Using the world's strongest X-ray laser, an international team of scientists has probed the internal structure of super-cooled liquid water at minus 46 degrees Celsius for the first time. The study, led by Prof. Anders Nilsson from the SLAC National Accelerator Laboratory in the US, provides a first glimpse of the properties of water in a largely uncharted "no-man's land". With falling temperature, the inner structure of super-cooled liquid water increases, as the team, including researchers from CFEL, reports in this week's issue of Nature. The observations may help to narrow down competing theories for the behavior of super-cooled water.

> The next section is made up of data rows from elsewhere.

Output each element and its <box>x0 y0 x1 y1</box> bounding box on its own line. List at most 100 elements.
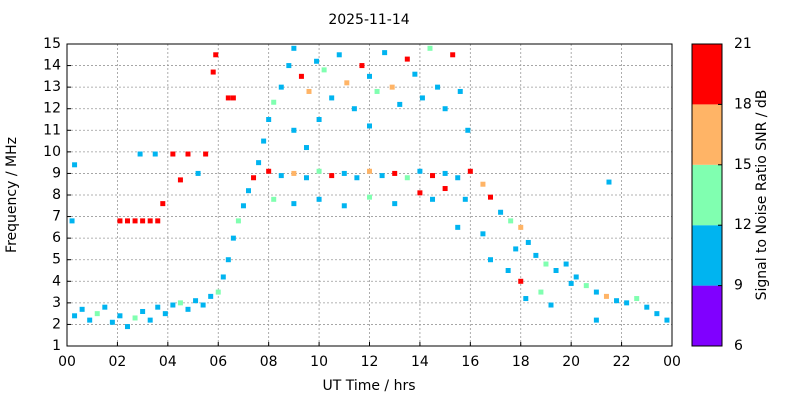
data-point <box>397 101 403 107</box>
data-point <box>465 127 471 133</box>
x-tick-label: 22 <box>613 354 631 370</box>
data-point <box>467 168 473 174</box>
data-point <box>125 324 130 330</box>
x-tick-label: 06 <box>209 354 227 370</box>
data-point <box>553 268 559 273</box>
x-tick-label: 04 <box>159 354 177 370</box>
data-point <box>654 311 660 317</box>
data-point <box>160 201 166 207</box>
data-point <box>442 170 448 176</box>
data-point <box>177 300 183 306</box>
data-point <box>367 73 372 79</box>
data-point <box>286 63 292 69</box>
y-tick-label: 1 <box>52 338 61 354</box>
data-point <box>298 73 304 79</box>
y-tick-label: 6 <box>52 230 61 246</box>
y-tick-label: 9 <box>52 165 61 181</box>
data-point <box>240 203 246 209</box>
colorbar-label: Signal to Noise Ratio SNR / dB <box>754 90 770 301</box>
y-axis-label: Frequency / MHz <box>4 137 20 253</box>
data-point <box>213 52 219 58</box>
data-point <box>170 302 176 308</box>
data-point <box>442 186 448 192</box>
data-point <box>203 151 209 157</box>
data-point <box>543 261 549 267</box>
chart-title: 2025-11-14 <box>328 12 409 28</box>
data-point <box>220 274 226 280</box>
data-point <box>185 306 191 312</box>
data-point <box>367 168 372 174</box>
x-axis-label: UT Time / hrs <box>322 378 415 394</box>
colorbar-tick-label: 18 <box>734 96 752 112</box>
data-point <box>644 304 650 310</box>
x-tick-label: 12 <box>361 354 379 370</box>
colorbar-tick-label: 9 <box>734 278 743 294</box>
data-point <box>230 235 236 241</box>
data-point <box>389 84 395 90</box>
data-point <box>412 71 418 77</box>
colorbar-band <box>692 44 722 105</box>
data-point <box>498 209 504 215</box>
data-point <box>480 181 486 187</box>
data-point <box>94 311 100 317</box>
data-point <box>200 302 206 308</box>
data-point <box>435 84 441 90</box>
data-point <box>185 151 191 157</box>
data-point <box>593 289 599 295</box>
data-point <box>316 117 322 122</box>
y-tick-label: 2 <box>52 316 61 332</box>
data-point <box>367 123 372 129</box>
data-point <box>457 88 463 94</box>
data-point <box>303 175 309 181</box>
data-point <box>125 218 130 224</box>
data-point <box>225 257 231 263</box>
data-point <box>132 315 138 321</box>
data-point <box>417 168 423 174</box>
data-point <box>430 173 436 179</box>
data-point <box>306 88 312 94</box>
data-point <box>278 173 284 179</box>
colorbar-band <box>692 225 722 286</box>
data-point <box>72 162 78 168</box>
data-point <box>523 296 529 302</box>
data-point <box>548 302 554 308</box>
x-tick-label: 10 <box>310 354 328 370</box>
y-tick-label: 7 <box>52 209 61 225</box>
data-point <box>155 304 161 310</box>
data-point <box>170 151 176 157</box>
colorbar-band <box>692 285 722 346</box>
data-point <box>392 201 398 207</box>
data-point <box>230 95 236 101</box>
x-tick-label: 02 <box>109 354 127 370</box>
colorbar-tick-label: 21 <box>734 36 752 52</box>
data-point <box>291 201 297 207</box>
data-point <box>359 63 365 69</box>
data-point <box>518 278 524 284</box>
data-point <box>419 95 425 101</box>
data-point <box>336 52 342 58</box>
data-point <box>382 50 388 56</box>
plot-frame <box>66 43 673 347</box>
data-point <box>72 313 78 319</box>
data-point <box>147 317 153 323</box>
data-point <box>341 203 347 209</box>
y-tick-label: 8 <box>52 187 61 203</box>
data-point <box>450 52 456 58</box>
data-point <box>455 224 461 230</box>
data-point <box>379 173 385 179</box>
data-point <box>291 170 297 176</box>
data-point <box>87 317 93 323</box>
x-tick-label: 16 <box>461 354 479 370</box>
data-point <box>291 45 297 51</box>
data-point <box>316 168 322 174</box>
y-tick-label: 13 <box>43 79 61 95</box>
data-point <box>291 127 297 133</box>
x-tick-label: 08 <box>260 354 278 370</box>
data-point <box>427 45 433 51</box>
y-tick-label: 10 <box>43 144 61 160</box>
x-tick-label: 00 <box>58 354 76 370</box>
y-tick-label: 3 <box>52 295 61 311</box>
data-point <box>538 289 544 295</box>
data-point <box>162 311 168 317</box>
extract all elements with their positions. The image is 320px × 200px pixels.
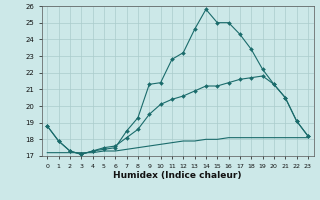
X-axis label: Humidex (Indice chaleur): Humidex (Indice chaleur) bbox=[113, 171, 242, 180]
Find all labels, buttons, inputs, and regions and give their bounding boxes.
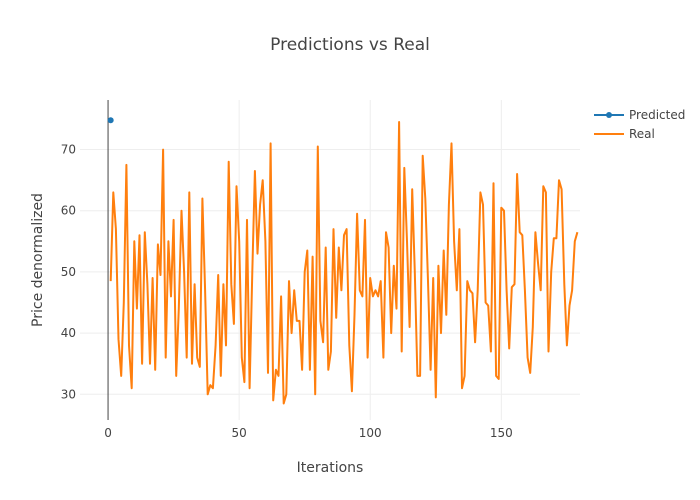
y-tick-label: 40: [61, 326, 76, 340]
chart-title: Predictions vs Real: [270, 35, 430, 55]
legend-label-real: Real: [629, 127, 655, 141]
legend-label-predicted: Predicted: [629, 108, 685, 122]
x-axis-title: Iterations: [297, 460, 364, 476]
legend-item-predicted[interactable]: Predicted: [594, 108, 685, 122]
x-tick-label: 0: [104, 426, 112, 440]
y-tick-label: 70: [61, 143, 76, 157]
x-tick-label: 100: [359, 426, 382, 440]
series-layer: [107, 117, 579, 405]
y-tick-label: 30: [61, 387, 76, 401]
y-tick-labels: 30 40 50 60 70: [61, 143, 76, 402]
point-predicted: [107, 117, 114, 124]
y-tick-label: 50: [61, 265, 76, 279]
legend-marker-predicted: [606, 112, 612, 118]
series-line-real: [109, 121, 579, 405]
y-axis-title: Price denormalized: [30, 193, 46, 327]
x-tick-label: 50: [232, 426, 247, 440]
x-tick-labels: 0 50 100 150: [104, 426, 513, 440]
legend[interactable]: Predicted Real: [594, 108, 685, 141]
x-tick-label: 150: [490, 426, 513, 440]
y-tick-label: 60: [61, 204, 76, 218]
legend-item-real[interactable]: Real: [594, 127, 655, 141]
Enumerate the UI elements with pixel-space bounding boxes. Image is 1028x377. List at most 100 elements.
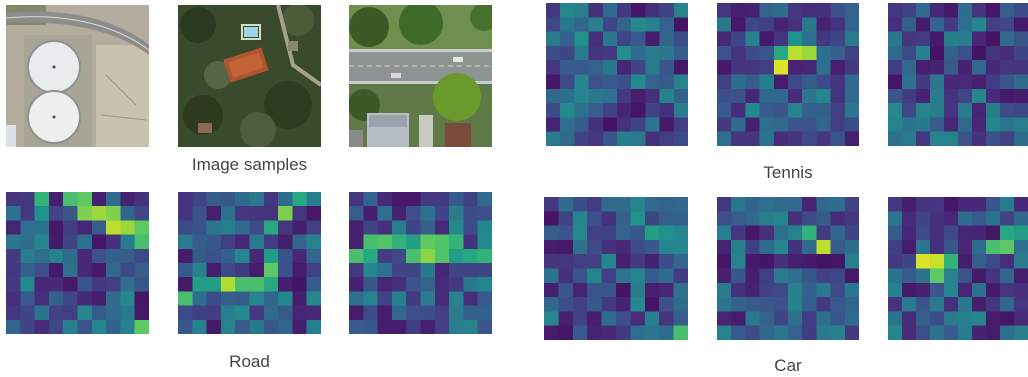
heatmap-cell	[420, 234, 436, 250]
caption-image-samples: Image samples	[191, 155, 308, 174]
heatmap-cell	[717, 131, 732, 146]
heatmap-cell	[673, 45, 688, 61]
heatmap-cell	[220, 192, 236, 207]
heatmap-cell	[816, 88, 831, 104]
heatmap-cell	[916, 239, 931, 255]
heatmap-cell	[106, 220, 121, 235]
heatmap-cell	[572, 254, 588, 269]
heatmap-cell	[802, 60, 817, 75]
heatmap-cell	[645, 88, 660, 104]
heatmap-cell	[986, 74, 1001, 90]
heatmap-cell	[349, 263, 364, 278]
heatmap-cell	[930, 45, 945, 61]
heatmap-cell	[546, 74, 561, 90]
heatmap-cell	[1014, 45, 1028, 61]
heatmap-cell	[602, 60, 618, 75]
heatmap-cell	[560, 31, 575, 47]
heatmap-cell	[788, 268, 803, 284]
heatmap-cell	[616, 268, 631, 284]
heatmap-cell	[788, 197, 803, 212]
heatmap-cell	[902, 60, 917, 75]
heatmap-cell	[773, 211, 789, 226]
heatmap-road-3	[349, 192, 492, 334]
heatmap-cell	[930, 197, 945, 212]
heatmap-cell	[773, 131, 789, 146]
heatmap-cell	[972, 297, 987, 312]
heatmap-cell	[888, 103, 903, 118]
heatmap-cell	[377, 305, 393, 321]
heatmap-cell	[788, 282, 803, 298]
heatmap-cell	[902, 282, 917, 298]
heatmap-cell	[802, 297, 817, 312]
heatmap-cell	[944, 268, 959, 284]
heatmap-cell	[773, 239, 789, 255]
heatmap-cell	[745, 31, 760, 47]
heatmap-cell	[192, 234, 207, 250]
heatmap-cell	[645, 3, 660, 18]
heatmap-cell	[916, 282, 931, 298]
heatmap-cell	[602, 74, 618, 90]
heatmap-cell	[601, 325, 617, 340]
heatmap-cell	[673, 225, 688, 241]
heatmap-cell	[1014, 103, 1028, 118]
heatmap-cell	[986, 60, 1001, 75]
heatmap-cell	[788, 45, 803, 61]
heatmap-tennis-3	[888, 3, 1028, 146]
heatmap-cell	[958, 103, 973, 118]
heatmap-cell	[972, 225, 987, 241]
heatmap-cell	[1000, 45, 1015, 61]
heatmap-cell	[644, 325, 660, 340]
heatmap-road-2-grid	[178, 192, 321, 334]
heatmap-cell	[916, 197, 931, 212]
heatmap-cell	[588, 3, 604, 18]
heatmap-cell	[349, 234, 364, 250]
heatmap-cell	[773, 197, 789, 212]
heatmap-cell	[192, 291, 207, 306]
heatmap-cell	[630, 254, 646, 269]
heatmap-cell	[630, 325, 646, 340]
heatmap-cell	[816, 74, 831, 90]
heatmap-cell	[601, 297, 617, 312]
heatmap-cell	[602, 131, 618, 146]
heatmap-cell	[816, 325, 831, 340]
heatmap-cell	[91, 248, 107, 264]
heatmap-cell	[659, 197, 674, 212]
heatmap-cell	[1000, 103, 1015, 118]
heatmap-cell	[759, 88, 775, 104]
heatmap-cell	[631, 60, 646, 75]
heatmap-cell	[745, 131, 760, 146]
heatmap-cell	[773, 103, 789, 118]
heatmap-cell	[986, 225, 1001, 241]
heatmap-cell	[602, 88, 618, 104]
heatmap-cell	[120, 192, 135, 207]
heatmap-cell	[292, 206, 307, 221]
heatmap-cell	[235, 192, 250, 207]
heatmap-cell	[449, 220, 464, 235]
heatmap-cell	[930, 31, 945, 47]
heatmap-cell	[235, 277, 250, 292]
heatmap-cell	[77, 277, 93, 292]
heatmap-cell	[1014, 17, 1028, 32]
heatmap-cell	[278, 234, 293, 250]
heatmap-cell	[930, 225, 945, 241]
heatmap-cell	[263, 220, 279, 235]
heatmap-cell	[178, 234, 193, 250]
heatmap-cell	[235, 206, 250, 221]
heatmap-cell	[902, 17, 917, 32]
heatmap-cell	[572, 311, 588, 326]
heatmap-cell	[572, 282, 588, 298]
heatmap-cell	[644, 225, 660, 241]
heatmap-cell	[120, 277, 135, 292]
heatmap-road-2	[178, 192, 321, 334]
heatmap-cell	[673, 297, 688, 312]
heatmap-cell	[930, 282, 945, 298]
heatmap-cell	[986, 268, 1001, 284]
heatmap-cell	[178, 291, 193, 306]
heatmap-cell	[1014, 282, 1028, 298]
heatmap-cell	[745, 268, 760, 284]
heatmap-cell	[249, 277, 265, 292]
heatmap-cell	[292, 220, 307, 235]
heatmap-cell	[134, 206, 149, 221]
heatmap-cell	[986, 31, 1001, 47]
heatmap-cell	[206, 263, 222, 278]
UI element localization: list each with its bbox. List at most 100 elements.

"Water is not only essential for life as we know it, but it also has very strange properties compared to most other liquids," explains Nilsson. One example is the density anomaly that makes frozen water (ice) lighter than liquid water. This leads to ice floating up and prevents ponds and lakes from freezing up all the way from the bottom to the top during winter, allowing fish and other creatures to survive below the ice. Also, water has a high boiling point, a high surface tension and a high heat carrying capacity compared to many other liquids.
Usually water freezes at 0 degrees Celsius. But very pure water without any seeds for ice crystallization can remain liquid at temperatures far below the usual freezing point. This super-cooled state can reveal fundamental properties of water. "Scientists had known before that water can remain liquid at extremely cold temperatures, but it has not yet been possible to obtain reliable structural information for liquid water below about minus 38 degrees Celsius", says co-author Dr. Anton Barty from CFEL. The rapid onset of crystallization below minus 38 degrees renders this region an experimentally nearly inaccessible "no-man's land", until at about minus 115 degrees water assumes a glassy, non-crystalline form.
The team now used the ultra-short and super-bright X-ray laser flashes of SLAC's Linac Coherent Light Source LCLS to record the inner structure of tiny droplets of super-cooled water just before they froze up, with an exposure time of just 50 femtoseconds (quadrillionths of a second). "Now, thanks to LCLS, we have finally been able to enter this cold zone that should provide new information about the unique nature of water," says Nilsson.
To measure the structure of super-cooled water, the scientists designed a special liquid injector, that sent water droplets into an evacuated experimental chamber. In the vacuum, some of the water evaporated, cooling the remaining droplet. By adjusting the travel time of the droplets before they were hit by an X-ray flash, the scientists could control the temperature of the water.
"The colder the droplets were, the more of them had already ice crystals in them. But a significant fraction remained all liquid," explains Barty. "There are different, rivalling theories about how liquid water behaves in the 'no-man's land'. Our results show that super-cooled water becomes more and more ordered on a local scale and that the change is continuous and becomes strongly accelerated at these low temperatures." These observations are consistent with theories that assume a phase transition of super-cooled water from a high-density liquid to a low-density liquid at some critical point appearing at high pressure.
But the new findings are just a first step into the "no-man's land". Nilsson hopes to dive to even colder temperatures to see if the unusual properties of liquid water peak at a critical point. "Our dream is to follow these dynamics as far as we can," says Nilsson. "Eventually our understanding of what's happening here in 'no-man's land' will help us fundamentally understand water in all conditions."